This retrospective study evaluated the risk of cancer history for the mortality of patients with COVID-19.
The authors examined data from 3232 patients with pathogen-confirmed COVID-19 who were hospitalized between January 18th and March 27th, 2020, at Tongji Hospital in Wuhan, China. They used propensity score matching to minimize selection bias.
They analyzed 2665 hospitalized COVID-19 patients with complete clinical outcome data. Main findings included:
- Age, sex, and cancer history were independent risk factors for mortality in multivariate analyses
- Patients with cancer exhibited a significant increase in mortality rate (29.4% vs. 10.2%, P < 0.0001)
- Clinical outcomes of patients with hematological malignancies had mortality rates twice that of patients with solid tumors (50% vs. 26.1%)
- Cancer patients with complications had a significantly higher risk of poor outcomes
- After propensity score matching, cancer patients still had a higher risk of mortality than the matched noncancer patients (odds ratio (OR) 2.98, 95% confidence interval (95% CI) 1.76–5.06)
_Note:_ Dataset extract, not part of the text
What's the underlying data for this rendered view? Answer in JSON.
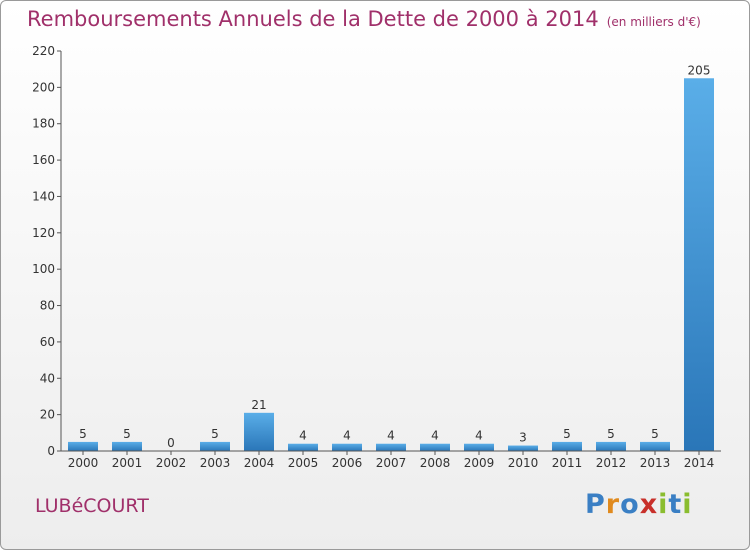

- Elevations in ferritin, high-sensitivity C-reactive protein, erythrocyte sedimentation rate, procalcitonin, prothrombin time, interleukin-2 (IL-2) receptor, and interleukin-6 (IL-6) were observed in cancer patients
In summary, this study found that cancer history was the only independent risk factor for COVID-19 among common comorbidities. Moreover, several laboratory parameters were significantly different between cancer patients and matched noncancer patients, which may indicate specific immune and inflammatory reactions in COVID-19 patients with cancer.